水資源が足りなくなる

2023年9月24日 更新

地下水が枯渇する

トウモロコシ畑 - 米カリフォルニア州
アメリカ中西部の肉牛生産を支えているのは、餌としてのトウモロコシだ。この地域の気候は乾燥しているが、オガララ帯水層の膨大な量の地下水を汲み上げてトウモロコシを栽培している。地下水を汲み上げる井戸の深さは60メートルだが、年間30cmずつ深くなっているという。
帯水層の深さは100メートルとされており、このペースで水が減れば、2050年から2070年の間に枯渇する可能性が高い。

問題はアメリカ中西部だけではない。世界の食糧のほぼ半分が、温暖で乾燥した地域で生産されている。穀物を栽培するのに必要な水は、どこも地下水を汲み上げている。降水量が多く、池や河川の水を引いて灌漑している日本とは根本的に異なる。

米国コロラド鉱山大学の水文学者インゲ・デ・グラーフさんは、具体的にいつ、どこの帯水層の水が限界に達するのかを予測するため、1960年から2100年にかけての地域ごとの地下水の動向をシミュレートするモデルを開発した。
その結果、カリフォルニア州の農業の中心地であるセントラルバレー、トゥーレアリ盆地、サンホアキンバレー南部では、早くも2030年代には利用可能な地下水がなくなることがわかった。インドの上ガンジス盆地やスペイン南部、イタリアでは、2040年から2060年の間に地下水が底をつくという。

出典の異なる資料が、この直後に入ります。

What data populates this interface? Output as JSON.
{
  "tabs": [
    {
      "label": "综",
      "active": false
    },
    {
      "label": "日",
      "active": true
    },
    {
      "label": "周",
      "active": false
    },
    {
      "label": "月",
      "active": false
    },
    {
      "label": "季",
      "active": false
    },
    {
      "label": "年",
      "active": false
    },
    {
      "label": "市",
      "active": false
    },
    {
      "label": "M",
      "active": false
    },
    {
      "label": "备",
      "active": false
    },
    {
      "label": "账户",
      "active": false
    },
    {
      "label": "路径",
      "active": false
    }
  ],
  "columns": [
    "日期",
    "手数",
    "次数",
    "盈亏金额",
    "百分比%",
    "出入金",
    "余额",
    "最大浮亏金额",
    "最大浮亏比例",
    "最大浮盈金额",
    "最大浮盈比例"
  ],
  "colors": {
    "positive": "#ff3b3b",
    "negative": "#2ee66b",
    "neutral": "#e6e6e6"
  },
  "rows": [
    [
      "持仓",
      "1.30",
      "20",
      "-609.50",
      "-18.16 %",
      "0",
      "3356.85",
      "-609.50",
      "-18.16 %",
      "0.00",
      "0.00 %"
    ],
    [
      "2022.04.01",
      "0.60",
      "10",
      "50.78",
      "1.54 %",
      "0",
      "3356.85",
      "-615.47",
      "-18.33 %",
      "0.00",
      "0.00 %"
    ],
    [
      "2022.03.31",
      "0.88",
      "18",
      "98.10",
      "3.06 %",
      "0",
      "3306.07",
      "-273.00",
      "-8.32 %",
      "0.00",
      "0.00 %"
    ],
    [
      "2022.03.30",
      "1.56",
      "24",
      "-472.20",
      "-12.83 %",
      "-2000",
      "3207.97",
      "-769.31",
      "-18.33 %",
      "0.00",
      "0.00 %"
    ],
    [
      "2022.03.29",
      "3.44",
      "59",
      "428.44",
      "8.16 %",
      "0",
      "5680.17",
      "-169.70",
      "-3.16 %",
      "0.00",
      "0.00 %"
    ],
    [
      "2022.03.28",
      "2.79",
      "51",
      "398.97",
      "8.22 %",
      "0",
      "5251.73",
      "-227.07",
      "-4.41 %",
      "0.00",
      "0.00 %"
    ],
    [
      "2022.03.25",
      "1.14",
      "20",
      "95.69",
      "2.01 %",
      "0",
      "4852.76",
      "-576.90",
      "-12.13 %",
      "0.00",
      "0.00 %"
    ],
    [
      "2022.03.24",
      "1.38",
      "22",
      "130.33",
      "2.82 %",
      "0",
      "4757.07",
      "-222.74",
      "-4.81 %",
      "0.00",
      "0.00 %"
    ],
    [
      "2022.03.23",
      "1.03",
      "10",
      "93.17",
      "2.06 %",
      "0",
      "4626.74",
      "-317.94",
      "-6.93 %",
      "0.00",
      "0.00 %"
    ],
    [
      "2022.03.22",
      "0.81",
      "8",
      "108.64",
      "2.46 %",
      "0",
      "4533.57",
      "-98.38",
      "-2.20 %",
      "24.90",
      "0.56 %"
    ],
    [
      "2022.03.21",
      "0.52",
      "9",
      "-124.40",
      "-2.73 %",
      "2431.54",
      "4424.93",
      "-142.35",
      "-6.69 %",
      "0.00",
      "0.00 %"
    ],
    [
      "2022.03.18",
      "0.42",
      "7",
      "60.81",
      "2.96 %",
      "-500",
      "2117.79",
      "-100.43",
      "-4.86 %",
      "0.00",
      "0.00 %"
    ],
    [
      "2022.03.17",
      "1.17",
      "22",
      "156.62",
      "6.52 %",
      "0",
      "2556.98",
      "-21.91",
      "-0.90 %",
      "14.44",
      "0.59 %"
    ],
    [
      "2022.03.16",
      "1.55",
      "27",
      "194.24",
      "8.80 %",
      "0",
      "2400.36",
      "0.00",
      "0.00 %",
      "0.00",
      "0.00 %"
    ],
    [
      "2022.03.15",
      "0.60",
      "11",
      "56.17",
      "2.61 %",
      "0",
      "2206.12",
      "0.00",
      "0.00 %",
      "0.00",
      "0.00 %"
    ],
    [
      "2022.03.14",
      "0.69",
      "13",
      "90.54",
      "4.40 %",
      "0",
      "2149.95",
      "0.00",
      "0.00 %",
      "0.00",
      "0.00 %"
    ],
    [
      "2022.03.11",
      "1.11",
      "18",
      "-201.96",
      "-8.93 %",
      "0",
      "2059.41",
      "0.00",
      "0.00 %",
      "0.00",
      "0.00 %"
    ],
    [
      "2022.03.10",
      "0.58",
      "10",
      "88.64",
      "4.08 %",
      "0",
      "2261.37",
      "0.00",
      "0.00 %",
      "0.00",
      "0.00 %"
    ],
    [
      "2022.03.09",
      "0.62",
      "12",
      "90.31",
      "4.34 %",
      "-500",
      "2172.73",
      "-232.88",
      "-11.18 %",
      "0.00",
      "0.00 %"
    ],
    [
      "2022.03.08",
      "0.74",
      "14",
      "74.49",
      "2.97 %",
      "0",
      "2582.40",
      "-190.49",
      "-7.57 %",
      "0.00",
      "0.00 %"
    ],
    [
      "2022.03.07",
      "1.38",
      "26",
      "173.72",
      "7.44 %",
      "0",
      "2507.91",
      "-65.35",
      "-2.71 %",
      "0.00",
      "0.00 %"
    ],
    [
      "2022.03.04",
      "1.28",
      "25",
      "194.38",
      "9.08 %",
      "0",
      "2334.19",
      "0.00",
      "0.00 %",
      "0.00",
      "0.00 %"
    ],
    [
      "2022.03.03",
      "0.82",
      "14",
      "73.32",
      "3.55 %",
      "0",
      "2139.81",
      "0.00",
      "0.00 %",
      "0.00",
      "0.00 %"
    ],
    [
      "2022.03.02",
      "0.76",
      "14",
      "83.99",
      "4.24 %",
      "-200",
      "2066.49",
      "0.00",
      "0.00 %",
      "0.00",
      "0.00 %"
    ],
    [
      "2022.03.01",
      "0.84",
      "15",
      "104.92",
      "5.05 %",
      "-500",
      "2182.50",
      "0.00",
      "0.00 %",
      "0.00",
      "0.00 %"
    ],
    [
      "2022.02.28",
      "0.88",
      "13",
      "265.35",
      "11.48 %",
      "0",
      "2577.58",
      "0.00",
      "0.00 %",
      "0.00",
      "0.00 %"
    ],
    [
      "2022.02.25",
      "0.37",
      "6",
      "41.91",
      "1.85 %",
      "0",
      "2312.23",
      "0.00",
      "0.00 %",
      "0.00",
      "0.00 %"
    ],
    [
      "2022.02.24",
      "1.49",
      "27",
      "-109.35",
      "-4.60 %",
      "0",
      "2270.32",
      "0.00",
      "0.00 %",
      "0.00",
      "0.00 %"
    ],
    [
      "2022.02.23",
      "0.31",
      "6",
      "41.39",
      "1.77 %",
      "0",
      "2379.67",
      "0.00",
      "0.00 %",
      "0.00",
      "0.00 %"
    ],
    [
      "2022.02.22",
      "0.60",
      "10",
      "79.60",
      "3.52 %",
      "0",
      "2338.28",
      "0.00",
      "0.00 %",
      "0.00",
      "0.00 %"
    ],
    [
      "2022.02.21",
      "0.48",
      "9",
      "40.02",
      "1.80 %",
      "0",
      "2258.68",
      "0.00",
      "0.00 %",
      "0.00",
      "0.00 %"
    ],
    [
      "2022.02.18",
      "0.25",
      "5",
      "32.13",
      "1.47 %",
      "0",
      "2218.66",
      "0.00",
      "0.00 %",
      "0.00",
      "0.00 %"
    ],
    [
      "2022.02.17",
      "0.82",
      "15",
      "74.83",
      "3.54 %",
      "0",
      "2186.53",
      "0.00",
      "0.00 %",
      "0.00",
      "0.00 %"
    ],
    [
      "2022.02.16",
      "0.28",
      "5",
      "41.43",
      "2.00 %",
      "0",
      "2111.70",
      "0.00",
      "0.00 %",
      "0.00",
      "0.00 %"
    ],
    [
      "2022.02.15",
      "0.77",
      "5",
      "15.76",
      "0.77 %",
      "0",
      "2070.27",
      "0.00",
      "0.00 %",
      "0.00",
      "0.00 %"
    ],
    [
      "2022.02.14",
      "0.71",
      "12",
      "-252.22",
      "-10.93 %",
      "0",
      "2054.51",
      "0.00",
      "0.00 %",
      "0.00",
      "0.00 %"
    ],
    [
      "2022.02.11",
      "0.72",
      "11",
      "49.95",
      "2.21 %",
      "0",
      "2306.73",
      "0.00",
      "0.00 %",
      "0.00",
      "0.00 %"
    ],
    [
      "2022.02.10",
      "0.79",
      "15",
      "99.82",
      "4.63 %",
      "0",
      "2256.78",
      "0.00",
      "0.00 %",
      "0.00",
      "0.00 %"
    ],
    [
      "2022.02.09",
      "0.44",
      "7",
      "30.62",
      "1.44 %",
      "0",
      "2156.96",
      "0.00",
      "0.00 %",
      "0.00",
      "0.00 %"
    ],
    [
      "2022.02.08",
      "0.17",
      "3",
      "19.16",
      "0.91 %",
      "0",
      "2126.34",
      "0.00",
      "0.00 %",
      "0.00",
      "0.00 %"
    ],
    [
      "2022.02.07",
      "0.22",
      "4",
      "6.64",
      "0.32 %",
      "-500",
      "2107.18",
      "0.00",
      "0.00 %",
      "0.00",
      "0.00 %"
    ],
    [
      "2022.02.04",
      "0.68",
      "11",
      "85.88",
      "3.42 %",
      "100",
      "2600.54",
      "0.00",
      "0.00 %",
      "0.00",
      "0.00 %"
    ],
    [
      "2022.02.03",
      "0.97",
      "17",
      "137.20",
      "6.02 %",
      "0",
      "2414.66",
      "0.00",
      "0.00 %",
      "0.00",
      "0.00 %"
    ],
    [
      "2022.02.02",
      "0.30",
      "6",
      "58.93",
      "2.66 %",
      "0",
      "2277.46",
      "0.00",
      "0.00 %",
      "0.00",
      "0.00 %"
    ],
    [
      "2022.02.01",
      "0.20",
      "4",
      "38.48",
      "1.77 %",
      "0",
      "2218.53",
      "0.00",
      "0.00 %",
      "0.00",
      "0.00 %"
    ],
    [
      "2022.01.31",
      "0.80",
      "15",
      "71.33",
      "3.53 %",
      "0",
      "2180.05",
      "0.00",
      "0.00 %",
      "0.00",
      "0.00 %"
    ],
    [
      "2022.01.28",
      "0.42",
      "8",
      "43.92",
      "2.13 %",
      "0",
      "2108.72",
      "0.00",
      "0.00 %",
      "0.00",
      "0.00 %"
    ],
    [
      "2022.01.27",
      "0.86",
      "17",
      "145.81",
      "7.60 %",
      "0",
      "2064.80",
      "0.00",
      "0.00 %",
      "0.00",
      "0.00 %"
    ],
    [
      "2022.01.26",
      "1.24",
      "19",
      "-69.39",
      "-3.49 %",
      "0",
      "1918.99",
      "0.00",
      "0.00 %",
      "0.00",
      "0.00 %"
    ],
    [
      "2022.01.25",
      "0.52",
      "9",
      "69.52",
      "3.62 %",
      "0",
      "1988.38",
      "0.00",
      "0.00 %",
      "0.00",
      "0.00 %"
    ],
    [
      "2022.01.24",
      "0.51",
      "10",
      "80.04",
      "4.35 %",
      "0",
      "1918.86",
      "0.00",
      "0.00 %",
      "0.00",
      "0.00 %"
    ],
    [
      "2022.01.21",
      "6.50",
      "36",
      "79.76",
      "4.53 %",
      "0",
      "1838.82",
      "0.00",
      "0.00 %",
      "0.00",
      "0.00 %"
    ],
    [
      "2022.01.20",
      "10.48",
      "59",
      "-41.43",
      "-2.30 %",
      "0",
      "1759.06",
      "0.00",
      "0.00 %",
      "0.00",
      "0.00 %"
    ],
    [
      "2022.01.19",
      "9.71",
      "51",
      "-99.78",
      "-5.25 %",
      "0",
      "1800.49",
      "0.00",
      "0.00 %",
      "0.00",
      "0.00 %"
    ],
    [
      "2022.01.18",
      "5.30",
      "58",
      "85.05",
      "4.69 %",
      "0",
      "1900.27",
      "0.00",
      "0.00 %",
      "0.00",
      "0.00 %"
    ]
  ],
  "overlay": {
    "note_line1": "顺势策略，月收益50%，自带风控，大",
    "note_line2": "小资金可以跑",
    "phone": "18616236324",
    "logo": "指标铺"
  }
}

環境省によれば、1kgのトウモロコシを生産するには約1.8m3の水が必要だ。トウモロコシはウシの餌となるが、農林水産省によれば、牛肉1kgを生産するには11kgのトウモロコシが必要という。また、埼玉県によれば、肉牛1頭あたりの飲水量は1日50リットル以上とされている。日本の畜産の将来を考える会によると、肉牛は出荷まで約340ヶ月、出荷時体重800kgのうち精肉となるのは248kgというから、牛肉1kgを生産するために飲んだ水の量は50×365×(30÷12)÷800×248≒14,144リットル=14.14m3となる。
つまり、牛肉1kgを生産するには、11×1.8+14.14=20.3m3の水が必要となる。
日本人は豊富な水を生活用水として利用しているが、それでも1人1日あたり約3m3程度だ。牛丼(並)に乗っている牛肉の量は約90グラムだが、この1食分の牛肉を生産するのに、1人が1週間で使う生活用水が投入される計算になる。

バーチャルウォーター

日本のバーチャルウォーター輸入量
食料を輸入した国が自分の国でその食料を生産した場合、どのくらいの水が必要になるかを推定した数字をバーチャルウォーターと呼ぶ。
日本は水資源を輸入することはないが、食糧自給率が38%と低いため、輸入するバーチャルウォーターは年間640億トンにも達し、国内の灌漑用水量を上回るという。
つまり、日本は、上述の地下水枯渇と無縁ではないのである。

地球温暖化の影響

干ばつ
米ラトガース大学環境科学部教授アンソニー・J・ブロッコリーさんによれば、地球温暖化により大陸内陸部は乾燥し、降水量が増え河川の流量が増える結果、われわれ人類は海水面上昇より先に水不足の危機に直面することになるという。